Qui, pour s’occuper des écoles, des équipements sportifs ou culturels : les villes ou la Métropole ? Le maire va-t-il garder ses pouvoirs de police ? Chaque commune pourra-t-elle continuer à décider de sa politique en matière d’action sociale facultative ?
Ce sont quelques-unes des questions posées depuis la mise en route de la Métropole de Lyon, en janvier 2015. La loi de modernisation de l’action publique territoriale et d’affirmation des métropoles (loi MAPTAM) a bien fixé un cadre général de répartition des compétences, mais il en reste encore qui relèvent des communes et leur répartition a soulevé bien des débats et des réunions sur le territoire.

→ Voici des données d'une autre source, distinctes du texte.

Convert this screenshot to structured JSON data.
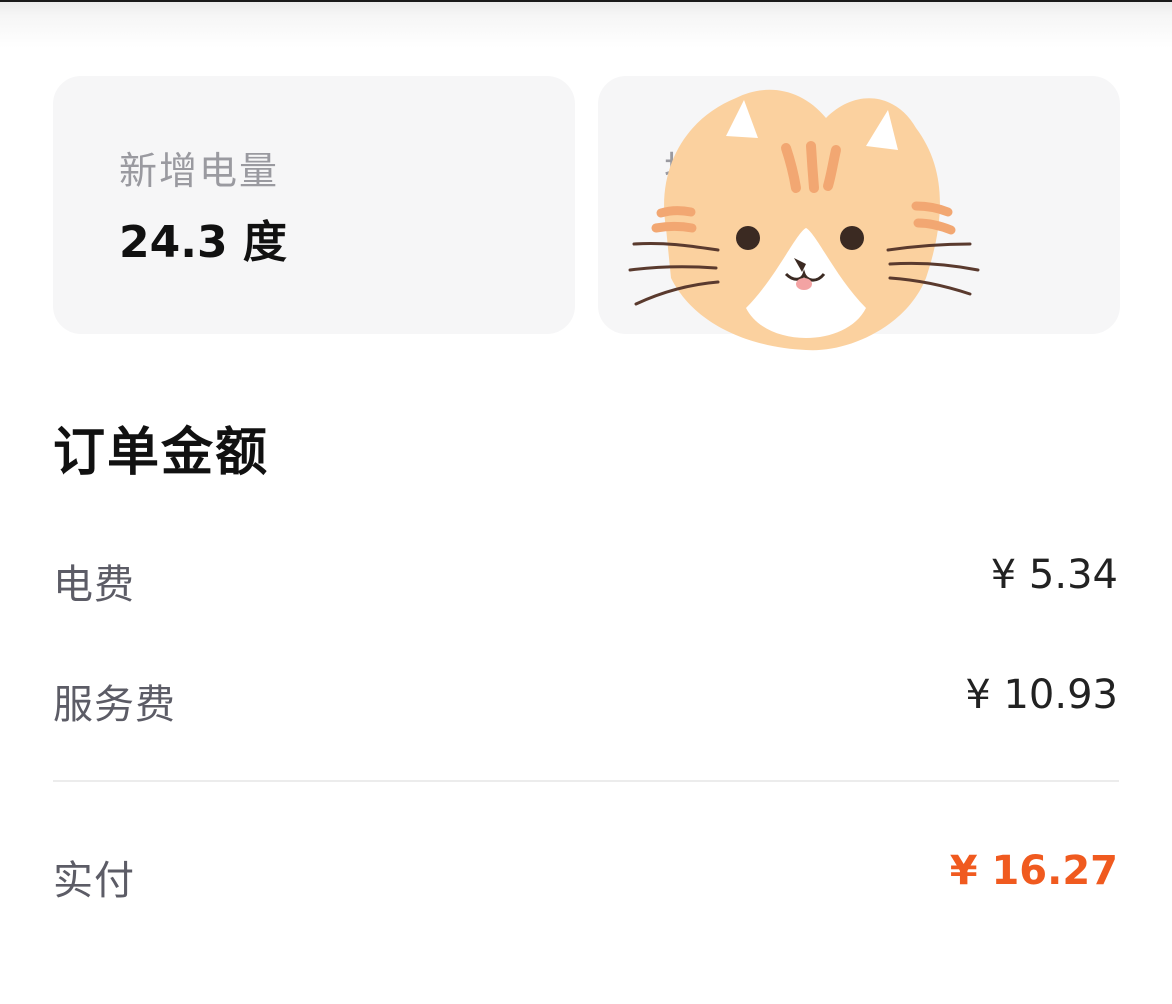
{
  "stats": {
    "added_energy": {
      "label": "新增电量",
      "value": "24.3 度"
    },
    "swap": {
      "label": "换"
    }
  },
  "order": {
    "title": "订单金额",
    "rows": [
      {
        "label": "电费",
        "amount": "¥ 5.34"
      },
      {
        "label": "服务费",
        "amount": "¥ 10.93"
      }
    ],
    "total": {
      "label": "实付",
      "amount": "¥ 16.27"
    }
  },
  "colors": {
    "accent_total": "#f05a1f",
    "card_bg": "#f6f6f7",
    "cat_fur": "#fbd19f",
    "cat_stripe": "#f2a772"
  },
  "icons": {
    "sticker": "cat-face-sticker"
  }
}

Aujourd’hui, on approche du dernier acte : le 10 décembre, les élus métropolitains seront réunis pour voter ce qu’il est convenu d’appeler le « pacte de cohérence ». Avant cette date, les conseils municipaux des 59 communes du territoire métropolitain ont à délibérer sur ce texte, en proposant éventuellement des amendements.

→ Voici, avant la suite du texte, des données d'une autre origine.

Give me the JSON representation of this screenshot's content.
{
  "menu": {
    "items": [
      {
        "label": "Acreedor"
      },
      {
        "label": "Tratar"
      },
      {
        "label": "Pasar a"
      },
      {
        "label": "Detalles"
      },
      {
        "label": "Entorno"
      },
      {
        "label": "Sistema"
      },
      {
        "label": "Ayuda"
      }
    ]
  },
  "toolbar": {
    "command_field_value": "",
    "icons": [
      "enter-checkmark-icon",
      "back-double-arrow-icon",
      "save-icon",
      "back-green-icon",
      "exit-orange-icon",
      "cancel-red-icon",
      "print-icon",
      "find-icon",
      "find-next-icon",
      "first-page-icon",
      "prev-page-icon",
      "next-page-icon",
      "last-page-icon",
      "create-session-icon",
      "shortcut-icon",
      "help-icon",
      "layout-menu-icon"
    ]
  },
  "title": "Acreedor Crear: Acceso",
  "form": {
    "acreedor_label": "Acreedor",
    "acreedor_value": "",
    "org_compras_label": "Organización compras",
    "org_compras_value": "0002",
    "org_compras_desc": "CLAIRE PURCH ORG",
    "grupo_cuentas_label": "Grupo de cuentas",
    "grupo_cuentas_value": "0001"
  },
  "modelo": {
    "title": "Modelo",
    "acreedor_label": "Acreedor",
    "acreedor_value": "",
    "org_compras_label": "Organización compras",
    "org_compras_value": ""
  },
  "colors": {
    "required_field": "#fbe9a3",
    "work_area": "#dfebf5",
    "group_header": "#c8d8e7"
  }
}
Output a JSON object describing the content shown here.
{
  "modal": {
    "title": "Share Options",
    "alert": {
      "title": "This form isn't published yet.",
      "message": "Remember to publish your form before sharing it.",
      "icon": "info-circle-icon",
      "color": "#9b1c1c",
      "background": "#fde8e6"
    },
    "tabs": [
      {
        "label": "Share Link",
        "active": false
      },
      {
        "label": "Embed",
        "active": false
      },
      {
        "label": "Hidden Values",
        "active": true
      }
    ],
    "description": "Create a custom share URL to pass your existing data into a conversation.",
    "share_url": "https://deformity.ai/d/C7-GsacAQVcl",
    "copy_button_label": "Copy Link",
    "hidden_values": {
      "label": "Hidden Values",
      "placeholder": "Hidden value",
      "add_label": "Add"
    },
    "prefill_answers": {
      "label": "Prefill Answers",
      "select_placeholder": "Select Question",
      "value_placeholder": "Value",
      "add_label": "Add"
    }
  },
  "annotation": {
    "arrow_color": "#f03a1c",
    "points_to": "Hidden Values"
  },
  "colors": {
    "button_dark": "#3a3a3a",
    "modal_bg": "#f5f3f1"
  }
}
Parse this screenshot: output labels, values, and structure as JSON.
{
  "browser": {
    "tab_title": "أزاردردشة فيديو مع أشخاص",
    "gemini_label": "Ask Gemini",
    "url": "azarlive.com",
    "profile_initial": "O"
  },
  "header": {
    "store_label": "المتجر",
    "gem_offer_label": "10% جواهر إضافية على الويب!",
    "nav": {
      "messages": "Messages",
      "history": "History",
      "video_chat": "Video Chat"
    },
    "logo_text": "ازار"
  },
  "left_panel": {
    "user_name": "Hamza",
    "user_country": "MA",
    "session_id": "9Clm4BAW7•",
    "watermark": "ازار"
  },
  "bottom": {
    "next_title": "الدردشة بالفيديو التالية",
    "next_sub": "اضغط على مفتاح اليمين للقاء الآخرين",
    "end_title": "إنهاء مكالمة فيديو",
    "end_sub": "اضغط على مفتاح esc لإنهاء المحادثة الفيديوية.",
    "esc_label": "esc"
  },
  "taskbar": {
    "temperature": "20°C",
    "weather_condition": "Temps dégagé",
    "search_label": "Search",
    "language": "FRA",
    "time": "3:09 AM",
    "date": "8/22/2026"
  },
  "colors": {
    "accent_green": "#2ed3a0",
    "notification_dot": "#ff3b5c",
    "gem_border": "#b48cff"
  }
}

A Vénissieux, c’est au conseil municipal du 7 décembre que sera présenté le pacte de cohérence métropolitain. « Dans un contexte d’austérité imposée aux collectivités, ce texte va impacter directement la ville et le quotidien des habitants », souligne le maire. Pour que chacun puisse être informé au mieux, Michèle Picard invite les habitants à participer à la réunion publique qu’elle organise mardi 24 novembre à 18 heures, à l’hôtel de ville.